The players Egge and Wolff assembled were all people she had never played with before (except for backing vocalist J. Hoard) and they brought eclectic musical backgrounds to the music. Corey Fonville, who told Wolff that “no one ever calls me to play on this kind of stuff,” plays drums with Charlie Hunter and is a founding member of the group Butcher Brown. Bassist Michael Isvara Montgomery and guitarist/steel guitarist Jonny Lam are part of the African psych-funk outfit Sinkane. Egge had seen flautist Anh Phung performing in a bluegrass band. New Orleans-schooled keyboardist Jon Cowherd has a long association with Brian Blades (Joshua Redman, Daniel Lanois, Joni Mitchell), while the horn players’ credits range from Ricky Martin to Rhiannon Giddens.
Wolff (who also plays on the album) and Egge gave the musicians a lot of free reign. “It was really fun to hear the sounds that they came up with.” The percussion/drum-like sound on “You Hurt Me,” for instance, was actually played by Anh Phung on the flute. And the whimsical sound effects in the groove-heavy “Want Your Attention” were created by Egge’s seven-year-old daughter singing through a $19 echo microphone.
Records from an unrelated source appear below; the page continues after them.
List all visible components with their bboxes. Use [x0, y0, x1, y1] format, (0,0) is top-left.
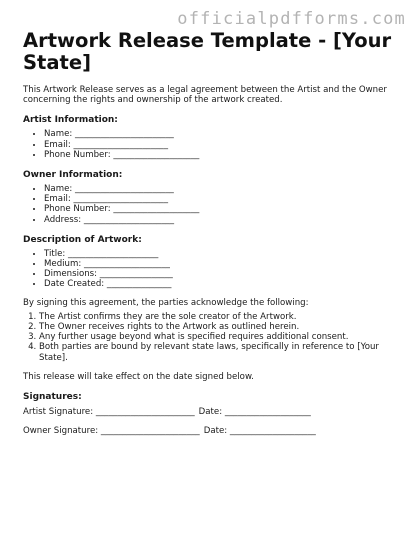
artwork-description-heading: Description of Artwork: — [23, 234, 142, 245]
artist-signature-row — [23, 407, 403, 417]
document-page — [23, 30, 403, 436]
effective-paragraph: This release will take effect on the date signed below. — [23, 371, 254, 382]
term-item: 4. Both parties are bound by relevant state laws, specifically in reference to [Your State]. — [39, 342, 403, 362]
artwork-dimensions-field: • Dimensions: _________________ — [44, 269, 403, 279]
artist-date-line: Date: ____________________ — [198, 407, 311, 418]
artwork-description-list — [23, 249, 403, 290]
owner-info-list — [23, 184, 403, 225]
owner-email-field: • Email: ______________________ — [44, 194, 403, 204]
owner-name-field: • Name: _______________________ — [44, 184, 403, 194]
artwork-title-field: • Title: _____________________ — [44, 249, 403, 259]
watermark: officialpdfforms.com — [177, 9, 406, 29]
terms-list — [23, 312, 403, 363]
owner-info-heading: Owner Information: — [23, 170, 123, 181]
intro-paragraph: This Artwork Release serves as a legal agreement between the Artist and the Owner concerning the rights and ownership of the artwork created. — [23, 85, 387, 106]
owner-phone-field: • Phone Number: ____________________ — [44, 204, 403, 214]
artist-info-heading: Artist Information: — [23, 115, 118, 126]
artist-name-field: • Name: _______________________ — [44, 129, 403, 139]
artist-email-field: • Email: ______________________ — [44, 140, 403, 150]
signatures-heading: Signatures: — [23, 392, 82, 403]
owner-signature-row — [23, 426, 403, 436]
term-item: 3. Any further usage beyond what is specified requires additional consent. — [39, 332, 403, 342]
owner-date-line: Date: ____________________ — [203, 426, 316, 437]
artwork-medium-field: • Medium: ____________________ — [44, 259, 403, 269]
term-item: 2. The Owner receives rights to the Artwork as outlined herein. — [39, 322, 403, 332]
artwork-date-field: • Date Created: _______________ — [44, 279, 403, 289]
artist-phone-field: • Phone Number: ____________________ — [44, 150, 403, 160]
artist-signature-line: Artist Signature: _______________________ — [23, 407, 195, 418]
term-item: 1. The Artist confirms they are the sole creator of the Artwork. — [39, 312, 403, 322]
owner-address-field: • Address: _____________________ — [44, 215, 403, 225]
artist-info-list — [23, 129, 403, 160]
document-title: Artwork Release Template - [Your State] — [23, 29, 392, 74]
owner-signature-line: Owner Signature: _______________________ — [23, 426, 200, 437]
acknowledge-paragraph: By signing this agreement, the parties acknowledge the following: — [23, 297, 309, 308]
Egge acknowledges Between Us won’t help those trying to categorize her music; however, the album does connect to her prior work. Synths and horns, for example, also were used on White Tiger and Is It the Kiss, although acoustic instruments are less prominent on Between Us. Egge remembers how much she has always loved Emmylou Harris’ Wrecking Ball and that groundbreaking album (which also features Cowherd’s frequent collaborator Blades on drums) provides some genre-splitting context for Between Us. “Synthesizers were one of the first things I heard, along with Willie Nelson and Bob Marley,” Egge elaborates. “It’s all totally natural and part of the air that I breathe just as much as pedal steel is. Even though some people might not call it organic, it really is to me.”
Egge burst onto the music scene with her debut album, 1997’s River Under the Road, which All Music noted “signals the arrival of a unique songwriting perspective and moving new voice.” She was named “Best Singer Songwriter” and “Best Folk Artist” the following year at the Austin Music Awards. Since then, Egge has consistently garnered critical praise for her music, and has worked with producers Steve Earle, Joel Plaskett, Alec Spiegelman, and Stewart Lerman and recorded with Billy Strings, Anais Mitchell and Iris DeMent. Her songs have been licensed for TV shows on MTV and Showtime and recorded by other influential roots musicians like Dave Alvin, Laurie Lewis and Slaid Cleaves. No Depression hailed her 2017 release, White Tiger, as “nothing less than a balm for the soul” and Folk Alley proclaimed that 2019’s Is It the Kiss brought “great, honest songs to the collective consciousness.”
In the first months of 2021, Ana released a virtual two-sided single, Side A- “This Time,” which Rufus Wainwright described as “beautiful” and Anais Mitchell called “Perfect!!! Incredible,” and Side B- “The Ship,” which, in the words of American Songwriter, “speaks quietly but defiantly of a simmering revolution brewing in the world today, reconciled only by an understanding that working together achieves a harmonious goal.”